On macOS Sierra 10.12.2 with GCC 6.3.0, if I run this program (compiled from mb37.c into mb37):

#include <locale.h>
#include <stdio.h>
#include <wchar.h>      /* wint_t */

int main(void)
{
    setlocale(LC_ALL, "");
    printf("%lc\n", (wint_t)536);
    return 0;
}

the output is:

$ ./mb37
Ș
$

That, I believe, is the desired output. If the setlocale() line is removed, then no output at all is produced — not even a newline. The locale used is en_US.UTF-8; my terminal handles UTF-8 too. The locale name is found by capturing and printing the return value from setlocale() — a regular string.

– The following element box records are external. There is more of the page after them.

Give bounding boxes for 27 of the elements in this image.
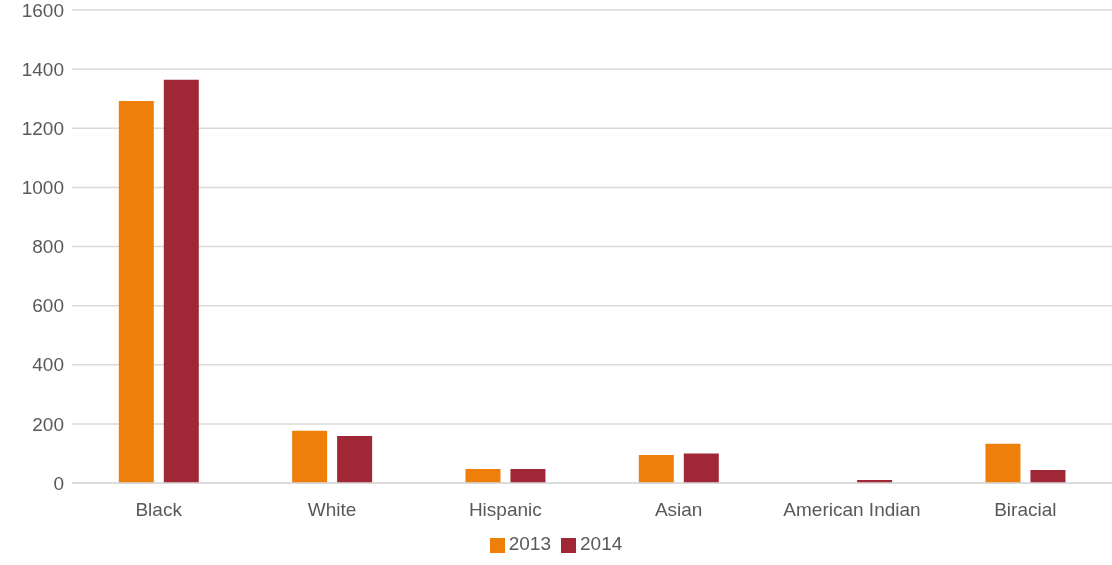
bar (163, 79, 199, 483)
y-tick-label: 1200 (21, 117, 64, 139)
x-tick-label: American Indian (783, 499, 921, 521)
bar (638, 454, 674, 483)
y-tick-label: 1400 (21, 58, 64, 80)
bar (683, 453, 719, 483)
bar (1030, 469, 1066, 483)
legend-label: 2013 (508, 533, 551, 554)
bar (292, 430, 328, 483)
y-tick-label: 400 (32, 354, 64, 376)
bar (510, 469, 546, 483)
y-tick-label: 800 (32, 236, 64, 258)
x-tick-label: Hispanic (468, 499, 542, 521)
y-tick-label: 600 (32, 295, 64, 317)
y-tick-label: 200 (32, 413, 64, 435)
x-tick-label: Black (135, 499, 183, 521)
x-tick-label: White (307, 499, 357, 521)
bar (465, 469, 501, 483)
bar (337, 436, 373, 483)
y-tick-label: 1000 (21, 177, 64, 199)
y-tick-label: 1600 (21, 0, 64, 21)
bar (985, 443, 1021, 483)
legend-label: 2014 (580, 533, 623, 554)
bar (118, 101, 154, 483)
y-tick-label: 0 (53, 472, 64, 494)
x-tick-label: Asian (654, 499, 703, 521)
x-tick-label: Biracial (994, 499, 1057, 521)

The wint_t cast is semi-optional; it so happens that a 64-bit compilation without the cast or the <wchar.h> header also produces the same output, but there is a mild coincidence that wint_t is the same as int. That takes some tracking; wint_t is defined as __darwin_wint_t which is defined as __darwin_ct_rune_t which is defined as int. To be portably correct, the cast is necessary. On some systems, it may not be necessary (and macOS Sierra is one such system).

The newline in the printf() is not 100% necessary, but if it is omitted, the next prompt immediately follows the U+0218 LATIN CAPITAL LETTER S WITH COMMA BELOW. It is better to ensure that the output ends with a newline.